A few thoughts on weaving.

It’s Holy Saturday, so I figured I’d post about weaving. What does weaving have to do with Holy Week and Easter? Well, I didn’t make the connection until last night when I was at church for Good Friday.

“When the soldiers had crucified Jesus, they took His clothes and divided them into four shares, a share for each soldier. They also took His tunic, but the tunic was seamless, woven in once piece from the top down. So they said to one another, ‘Let’s not tear it, but cast lots for it to see whose it will be.'”

During the homily, Fr. O’Hara mentioned that what he was most fascinated with as a young person in this gospel was the everyday details that are included, from what the soldiers carried to the garden, to what type of fire Peter stood by to stay warm, to the quality of Jesus’ clothing. “Mary was a really good weaver,” Father said, “to make a garment seamless and strong, especially something that would have been worn so hard as a tunic.”

I like knowing that Mary was a skilled weaver, though if you think about it, she would have had to have been in that time. To think about Mary the Mother of God spinning and weaving to clothe her family, probably going to the equivalent of our ‘Stitch ‘n’ Bitch’ or quilting bees. She must have had a favorite spindle and little tricks for drafting. She definitely must have had tricks for keeping her weaving even and strong.

I did a little bit of online research, and (of course), I’m not the first person to have thought a bit about this. According to one blog, the Eastern Orthodox tradition generally depicts Mary spinning at the time of the annunciation, rather than reading like we most often see in the Western European tradition. She is usually shown spinning a red thread that would later be used to weave the veil of the temple.

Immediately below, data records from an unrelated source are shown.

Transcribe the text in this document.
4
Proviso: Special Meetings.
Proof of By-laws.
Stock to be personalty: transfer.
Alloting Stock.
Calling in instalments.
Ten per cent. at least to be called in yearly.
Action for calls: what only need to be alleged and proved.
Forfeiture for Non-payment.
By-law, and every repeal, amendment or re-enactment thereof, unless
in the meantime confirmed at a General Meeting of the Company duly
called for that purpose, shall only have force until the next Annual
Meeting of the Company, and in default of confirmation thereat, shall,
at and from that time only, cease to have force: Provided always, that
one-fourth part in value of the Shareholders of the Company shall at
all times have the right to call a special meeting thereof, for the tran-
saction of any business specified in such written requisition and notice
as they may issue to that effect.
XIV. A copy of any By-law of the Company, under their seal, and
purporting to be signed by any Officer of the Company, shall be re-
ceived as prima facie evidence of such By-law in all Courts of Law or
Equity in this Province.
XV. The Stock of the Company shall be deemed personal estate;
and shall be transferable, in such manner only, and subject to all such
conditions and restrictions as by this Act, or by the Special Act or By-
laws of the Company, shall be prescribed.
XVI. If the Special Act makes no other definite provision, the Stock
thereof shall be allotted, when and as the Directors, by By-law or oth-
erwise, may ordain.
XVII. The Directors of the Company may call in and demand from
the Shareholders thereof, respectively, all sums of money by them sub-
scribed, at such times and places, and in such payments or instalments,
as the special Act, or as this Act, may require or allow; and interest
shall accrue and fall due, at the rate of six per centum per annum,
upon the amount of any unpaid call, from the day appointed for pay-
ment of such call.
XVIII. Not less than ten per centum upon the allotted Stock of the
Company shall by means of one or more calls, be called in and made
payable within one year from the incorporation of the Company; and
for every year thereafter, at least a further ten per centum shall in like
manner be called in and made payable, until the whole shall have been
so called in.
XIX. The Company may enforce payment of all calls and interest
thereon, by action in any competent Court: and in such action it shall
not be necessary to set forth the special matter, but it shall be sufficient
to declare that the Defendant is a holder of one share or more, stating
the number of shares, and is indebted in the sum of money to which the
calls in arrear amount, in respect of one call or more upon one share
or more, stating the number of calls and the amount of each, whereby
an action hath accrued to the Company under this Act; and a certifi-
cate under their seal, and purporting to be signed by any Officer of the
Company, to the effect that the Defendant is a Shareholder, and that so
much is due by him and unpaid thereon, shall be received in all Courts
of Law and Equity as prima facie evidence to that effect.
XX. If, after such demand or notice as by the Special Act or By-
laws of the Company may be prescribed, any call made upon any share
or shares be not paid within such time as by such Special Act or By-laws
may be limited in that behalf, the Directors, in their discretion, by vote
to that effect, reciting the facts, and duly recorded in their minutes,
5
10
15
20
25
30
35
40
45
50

Separate from the Annunciation and spinning, the Virgin Mary is often depicted weaving in The Book of Hours, essentially a lay-person’s breviary or Divine Office. The Book of Hours is an illuminated manuscript, or one with decorated letters, borders, and miniatures. It is interesting that these miniatures show Mary doing essential household chores, doing the work to care for her household.

It makes you wonder why most images of Mary depict her either holding baby Jesus or at the base of the cross. She was a busy woman, with friends and responsibilities. She had to learn to spin and weave as a child and probably started off with pretty lumpy-looking, uneven yarn, weaving it into stretched and uneven cloth. She had to go through all the growing pains and frustrations that we do – all while caring for the Son of God. Talk about responsibility. And through that all, she still was a superb craftswoman, clothing her son in a beautifully woven tunic.


One Comment to “A few thoughts on weaving.”

  1. My favorite painting of the Annunciation showed Mary’s lace pillow cast aside when Gabriel arrived. It was a renaissance era painting, but it is curious that she would have a lace pillow–lace is for the wealthy. Was she making lace to earn some money? It is not a famous painting–just one they stuck in a hallway somewhere in an Italian museum. but I have always liked pictures that show Mary and other women with their textiles.